[CRITIQUE] – TOUT VA SUPER : UNE COMÉDIE SENSIBLE SUR L’AMOUR FACE À L’ÉPREUVE DE LA MORT

Le réalisateur de Premières Vacances Patrick Cassir signe son troisième long-métrage avec Tout va super, une comédie douce-amère autour de l’amour, de l’acceptation et du deuil. Présenté en compétition au Festival de l’Alpe d’Huez en janvier dernier, le film charme avant tout par la sensibilité de son trio d’interprètes : Hakim Jemili, Marie Colomb et Noémie Lvovsky.

Deux histoires d’amour pour le prix d’une

Ce que raconte Patrick Cassir dans sa troisième comédie Tout va super, ce n’est ni plus ni moins que deux histoires d’amour : celle d’une mère et de son fils, et celle d’une passion amoureuse. Deux façons d’aimer, deux façons de découvrir l’amour, deux façons aussi d’être vulnérable.
Au centre du récit, il y a Élie, un homme qui s’autorise enfin à vivre après la rémission de sa mère atteinte d’un cancer. Une rencontre lui ouvre alors de nouveaux horizons et un nouvel espoir, jusqu’à ce que la vie en décide autrement. Le cancer revient comme une furie, prêt à tout dévorer sur son passage. Pris en étau entre son devoir de fils et son envie brûlante d’aimer et de construire une relation avec Anaïs, les dilemmes s’imposent fatalement : penser à soi, être égoïste peut-être, ou consacrer toute son existence à sa mère jusqu’à s’oublier lui-même. Le film compose alors un récit profondément humain, porté par une tendresse précieuse et une émotion toujours à fleur de peau.

Toutefois, la narration du long-métrage – sans doute en raison de sa durée relativement courte (1h26) – souffre parfois d’une certaine immédiateté, d’ellipses qui ballottent le spectateur d’une situation à une autre sans toujours lui laisser le temps de savourer un moment ou d’être pris totalement, pleinement dans une action ou un événement : la rémission de la mère, la rencontre entre Élie et Anaïs, leur histoire d’amour, la rechute de Sylvaine, la séparation, puis le dénouement… Tout semble avancer à vive allure.
Cependant, deux éléments compensent largement ce manque de développement autour de certains aspects du récit, qu’il s’agisse du cancer de la mère, de son nouvel assistant hilarant incarné par Rudy Milstein, ou encore de la relation entre Élie et Anaïs.

Le premier atout réside dans la caractérisation des personnages. Les trois protagonistes possèdent des personnalités immédiatement identifiables que la bonhomie de leurs interprètes rendent attachants :
Hakim Jemili possède ce sourire contagieux et cette nonchalance naturelle qui lui vont à merveille lorsqu’il incarne des personnages un peu paumés, presque losers malgré eux. Il dégage un capital sympathie évident qui donne envie de s’attacher à lui.

De son côté, Marie Colomb a quelque chose de pétillant dans le regard, une lumière qui accroche immédiatement le spectateur. Ici, elle trouve une légèreté belle et vibrante.
En effet, habituée à des rôles plus sombres dans des œuvres comme Follow ou Phoenix, elle se révèle dans le registre de la comédie.  C’est un choix audacieux de la part de Patrick Cassir, et la prise de risque de Marie permet d’étaler au grand jour toute sa palette de jeu.

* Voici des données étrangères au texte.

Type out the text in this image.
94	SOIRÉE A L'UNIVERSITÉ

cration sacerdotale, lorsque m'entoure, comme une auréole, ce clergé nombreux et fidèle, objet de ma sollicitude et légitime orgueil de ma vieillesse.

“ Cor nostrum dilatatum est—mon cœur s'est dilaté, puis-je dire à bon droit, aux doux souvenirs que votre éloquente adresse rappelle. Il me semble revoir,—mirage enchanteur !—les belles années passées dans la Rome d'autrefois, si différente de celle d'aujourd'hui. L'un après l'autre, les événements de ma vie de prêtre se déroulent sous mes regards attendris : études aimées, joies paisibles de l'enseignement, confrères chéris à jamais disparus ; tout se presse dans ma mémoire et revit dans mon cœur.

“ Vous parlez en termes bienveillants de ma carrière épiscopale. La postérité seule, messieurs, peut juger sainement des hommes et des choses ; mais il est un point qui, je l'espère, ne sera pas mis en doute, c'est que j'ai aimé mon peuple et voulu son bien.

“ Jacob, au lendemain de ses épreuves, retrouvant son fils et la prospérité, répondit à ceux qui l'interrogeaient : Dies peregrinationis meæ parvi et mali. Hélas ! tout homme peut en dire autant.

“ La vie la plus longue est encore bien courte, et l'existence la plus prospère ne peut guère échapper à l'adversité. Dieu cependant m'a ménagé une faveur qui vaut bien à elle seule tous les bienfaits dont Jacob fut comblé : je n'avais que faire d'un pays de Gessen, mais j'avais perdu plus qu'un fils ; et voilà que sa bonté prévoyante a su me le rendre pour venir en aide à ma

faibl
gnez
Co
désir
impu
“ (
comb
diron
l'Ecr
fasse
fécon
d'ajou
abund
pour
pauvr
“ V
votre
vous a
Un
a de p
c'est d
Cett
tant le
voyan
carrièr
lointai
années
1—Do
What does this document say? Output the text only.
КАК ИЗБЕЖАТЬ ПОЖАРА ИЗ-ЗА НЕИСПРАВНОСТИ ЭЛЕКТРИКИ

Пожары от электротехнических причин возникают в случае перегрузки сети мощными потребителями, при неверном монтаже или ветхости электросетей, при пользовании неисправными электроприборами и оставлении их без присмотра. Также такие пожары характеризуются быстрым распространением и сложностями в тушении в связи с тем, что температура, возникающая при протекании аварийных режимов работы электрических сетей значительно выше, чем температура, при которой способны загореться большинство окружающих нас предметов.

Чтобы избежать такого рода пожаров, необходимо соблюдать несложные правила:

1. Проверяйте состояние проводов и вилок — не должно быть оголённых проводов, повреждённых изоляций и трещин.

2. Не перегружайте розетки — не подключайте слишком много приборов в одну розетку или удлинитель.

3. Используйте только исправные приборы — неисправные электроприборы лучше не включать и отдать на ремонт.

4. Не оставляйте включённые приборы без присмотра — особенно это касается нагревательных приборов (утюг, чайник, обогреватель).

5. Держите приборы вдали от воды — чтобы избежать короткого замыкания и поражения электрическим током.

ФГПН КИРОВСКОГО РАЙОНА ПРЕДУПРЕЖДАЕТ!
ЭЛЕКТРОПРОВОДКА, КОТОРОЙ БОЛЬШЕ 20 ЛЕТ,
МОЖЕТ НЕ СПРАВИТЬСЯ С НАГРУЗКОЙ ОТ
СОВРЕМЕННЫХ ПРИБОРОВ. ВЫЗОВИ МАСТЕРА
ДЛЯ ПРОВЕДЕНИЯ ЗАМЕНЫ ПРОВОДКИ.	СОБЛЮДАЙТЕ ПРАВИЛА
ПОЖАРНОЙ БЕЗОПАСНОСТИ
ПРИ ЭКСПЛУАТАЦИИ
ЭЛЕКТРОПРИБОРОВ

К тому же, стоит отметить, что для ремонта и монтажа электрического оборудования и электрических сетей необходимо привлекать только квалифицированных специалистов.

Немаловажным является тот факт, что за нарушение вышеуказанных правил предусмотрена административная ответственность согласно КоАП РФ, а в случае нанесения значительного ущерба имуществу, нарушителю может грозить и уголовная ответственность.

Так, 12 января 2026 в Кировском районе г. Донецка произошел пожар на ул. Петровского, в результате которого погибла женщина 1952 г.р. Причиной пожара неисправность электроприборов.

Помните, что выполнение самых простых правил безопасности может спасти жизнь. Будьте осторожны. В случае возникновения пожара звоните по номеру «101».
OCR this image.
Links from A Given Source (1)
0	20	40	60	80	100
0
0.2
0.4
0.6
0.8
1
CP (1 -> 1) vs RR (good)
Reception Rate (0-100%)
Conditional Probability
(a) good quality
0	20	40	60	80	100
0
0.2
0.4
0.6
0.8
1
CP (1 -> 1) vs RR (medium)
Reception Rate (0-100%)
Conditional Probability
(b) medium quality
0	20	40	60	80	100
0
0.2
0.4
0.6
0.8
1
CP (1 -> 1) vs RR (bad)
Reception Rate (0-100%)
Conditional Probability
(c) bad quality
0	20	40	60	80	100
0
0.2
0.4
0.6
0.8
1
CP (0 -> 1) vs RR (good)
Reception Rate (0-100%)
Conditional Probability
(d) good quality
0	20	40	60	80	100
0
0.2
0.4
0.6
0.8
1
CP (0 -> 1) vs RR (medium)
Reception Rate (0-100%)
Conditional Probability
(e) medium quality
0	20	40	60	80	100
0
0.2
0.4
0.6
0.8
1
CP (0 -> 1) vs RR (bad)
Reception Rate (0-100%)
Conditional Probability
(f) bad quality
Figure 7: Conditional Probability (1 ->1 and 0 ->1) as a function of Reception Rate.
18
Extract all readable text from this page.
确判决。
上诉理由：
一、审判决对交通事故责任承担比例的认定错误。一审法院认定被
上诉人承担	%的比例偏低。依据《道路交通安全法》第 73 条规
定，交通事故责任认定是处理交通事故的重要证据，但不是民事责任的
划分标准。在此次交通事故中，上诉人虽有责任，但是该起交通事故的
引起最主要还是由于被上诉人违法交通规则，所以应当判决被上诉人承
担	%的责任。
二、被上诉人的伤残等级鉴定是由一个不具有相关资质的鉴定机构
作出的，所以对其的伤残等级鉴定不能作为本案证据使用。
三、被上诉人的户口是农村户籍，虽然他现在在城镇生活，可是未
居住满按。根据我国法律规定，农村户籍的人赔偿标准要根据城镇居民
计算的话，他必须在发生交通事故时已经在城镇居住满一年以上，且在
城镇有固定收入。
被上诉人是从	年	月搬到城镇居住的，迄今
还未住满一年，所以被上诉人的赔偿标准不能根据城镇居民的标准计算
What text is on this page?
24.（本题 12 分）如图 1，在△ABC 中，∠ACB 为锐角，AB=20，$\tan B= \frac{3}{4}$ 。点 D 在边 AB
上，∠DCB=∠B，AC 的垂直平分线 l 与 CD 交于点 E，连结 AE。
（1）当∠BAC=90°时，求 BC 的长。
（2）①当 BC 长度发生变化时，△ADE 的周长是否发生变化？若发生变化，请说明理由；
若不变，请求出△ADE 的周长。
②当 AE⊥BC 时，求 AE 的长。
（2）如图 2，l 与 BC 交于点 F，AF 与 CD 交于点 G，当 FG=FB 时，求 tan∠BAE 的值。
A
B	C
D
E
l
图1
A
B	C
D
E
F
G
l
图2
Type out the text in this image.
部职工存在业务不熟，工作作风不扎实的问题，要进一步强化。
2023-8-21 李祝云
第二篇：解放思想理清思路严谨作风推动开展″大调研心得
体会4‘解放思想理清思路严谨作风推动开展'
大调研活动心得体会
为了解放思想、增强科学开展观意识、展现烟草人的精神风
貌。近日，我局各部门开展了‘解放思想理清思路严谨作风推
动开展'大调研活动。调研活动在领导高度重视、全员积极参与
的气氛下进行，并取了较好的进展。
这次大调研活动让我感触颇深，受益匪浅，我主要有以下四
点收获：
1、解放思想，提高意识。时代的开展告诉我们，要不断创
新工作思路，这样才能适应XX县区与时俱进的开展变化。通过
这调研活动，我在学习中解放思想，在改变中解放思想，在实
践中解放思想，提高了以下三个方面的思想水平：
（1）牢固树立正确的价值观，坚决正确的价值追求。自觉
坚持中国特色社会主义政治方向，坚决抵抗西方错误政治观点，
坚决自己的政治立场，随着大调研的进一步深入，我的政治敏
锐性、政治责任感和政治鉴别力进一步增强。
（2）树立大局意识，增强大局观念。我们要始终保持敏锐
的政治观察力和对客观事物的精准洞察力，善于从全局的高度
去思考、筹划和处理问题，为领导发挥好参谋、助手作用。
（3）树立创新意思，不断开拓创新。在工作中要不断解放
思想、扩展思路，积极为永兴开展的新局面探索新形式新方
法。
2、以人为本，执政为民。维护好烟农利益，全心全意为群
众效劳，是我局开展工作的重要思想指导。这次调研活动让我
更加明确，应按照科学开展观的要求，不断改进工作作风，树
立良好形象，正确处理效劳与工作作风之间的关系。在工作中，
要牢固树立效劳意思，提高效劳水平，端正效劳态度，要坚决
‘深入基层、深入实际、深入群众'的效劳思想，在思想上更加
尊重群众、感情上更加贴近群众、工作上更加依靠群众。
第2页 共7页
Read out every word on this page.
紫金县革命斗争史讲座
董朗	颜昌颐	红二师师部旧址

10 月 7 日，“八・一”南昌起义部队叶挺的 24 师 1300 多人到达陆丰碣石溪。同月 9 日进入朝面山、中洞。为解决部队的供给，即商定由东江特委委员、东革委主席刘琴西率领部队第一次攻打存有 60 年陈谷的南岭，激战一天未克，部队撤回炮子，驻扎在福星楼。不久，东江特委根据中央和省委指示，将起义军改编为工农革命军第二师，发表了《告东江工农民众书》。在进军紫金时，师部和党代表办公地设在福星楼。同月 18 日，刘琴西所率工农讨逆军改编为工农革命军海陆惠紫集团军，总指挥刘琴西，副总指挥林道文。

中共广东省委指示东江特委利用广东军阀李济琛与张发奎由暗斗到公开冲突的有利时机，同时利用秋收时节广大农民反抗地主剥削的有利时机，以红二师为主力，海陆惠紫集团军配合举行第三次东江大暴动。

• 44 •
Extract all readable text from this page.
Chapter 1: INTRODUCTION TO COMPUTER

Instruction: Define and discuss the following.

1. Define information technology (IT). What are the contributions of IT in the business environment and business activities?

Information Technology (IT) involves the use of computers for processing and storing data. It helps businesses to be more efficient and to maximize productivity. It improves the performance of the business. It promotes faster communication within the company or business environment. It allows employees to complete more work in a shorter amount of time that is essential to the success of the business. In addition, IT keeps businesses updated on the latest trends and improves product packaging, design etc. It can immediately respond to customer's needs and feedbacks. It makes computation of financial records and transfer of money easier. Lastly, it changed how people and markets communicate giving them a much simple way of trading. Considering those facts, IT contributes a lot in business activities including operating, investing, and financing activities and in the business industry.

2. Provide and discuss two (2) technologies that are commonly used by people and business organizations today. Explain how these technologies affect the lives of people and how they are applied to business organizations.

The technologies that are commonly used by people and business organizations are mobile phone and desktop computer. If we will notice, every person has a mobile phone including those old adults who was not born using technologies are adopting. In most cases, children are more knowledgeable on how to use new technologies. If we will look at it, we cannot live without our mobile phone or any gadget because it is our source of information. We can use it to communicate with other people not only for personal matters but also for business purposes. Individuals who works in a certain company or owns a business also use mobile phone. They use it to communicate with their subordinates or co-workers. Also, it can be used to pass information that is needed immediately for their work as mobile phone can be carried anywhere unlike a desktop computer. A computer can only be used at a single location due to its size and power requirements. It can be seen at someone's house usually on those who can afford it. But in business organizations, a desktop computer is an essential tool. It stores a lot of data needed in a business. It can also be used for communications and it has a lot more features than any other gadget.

Enfin, Noémie Lvovsky a une bonté et une générosité bouleversantes. Avec une grande sobriété de jeu, elle touche directement au cœur. Sans artifices ni longues scènes démonstratives, elle parvient à faire ressentir de manière viscérale tout le poids de la maladie, de la douleur et des choix de son personnage.
Il y a une complicité évidente entre les trois acteurs.

Deuxième point : la réalisation de Patrick Cassir. Il séduit par une mise en scène sincère, où se mêlent intelligemment scènes éclatantes de drôlerie et moments d’émotion. Deux séquences en témoignent : la première nuit d’Elie et d’Anaïs chez une inconnue – particulièrement savoureuse dans sa construction et ses dialogues – et celle où Sylvaine apprend sa rechute. L’acceptation, la résignation face à un fils qui refuse d’abandonner sa mère, la fragilité et la force qui émanent de sa voix, le trouble qui la traverse, les sentiments qui se bousculent en elle, tout cela est palpable.
Et la caméra de Patrick Cassir sait capter ces instants de vie avec une grande délicatesse, où les rires comptent autant que les larmes, et où les regards disent autant que les mots. Oui, de temps à autre, l’écriture et la réalisation de Tout va super se conjuguent dans un concert de sensations magnétiques, qui font oublier les errances ou la progression parfois trop rapide entre les personnages et certaines situations.

Conclusion

Tout va super pour Patrick Cassir qui livre une comédie attendrissante. Il y a une honnêteté dans sa démarche qu’on ne peut lui reprocher, tant dans son approche de la comédie que du drame, mais aussi dans sa volonté de dépeindre – et d’assumer – une vision de la vie et des choix difficiles que celle-ci impose.
Son seul défaut réside dans l’absence de scènes de romance entre Elie et Anaïs et de scènes

Tout va super, le 27 mai au cinéma.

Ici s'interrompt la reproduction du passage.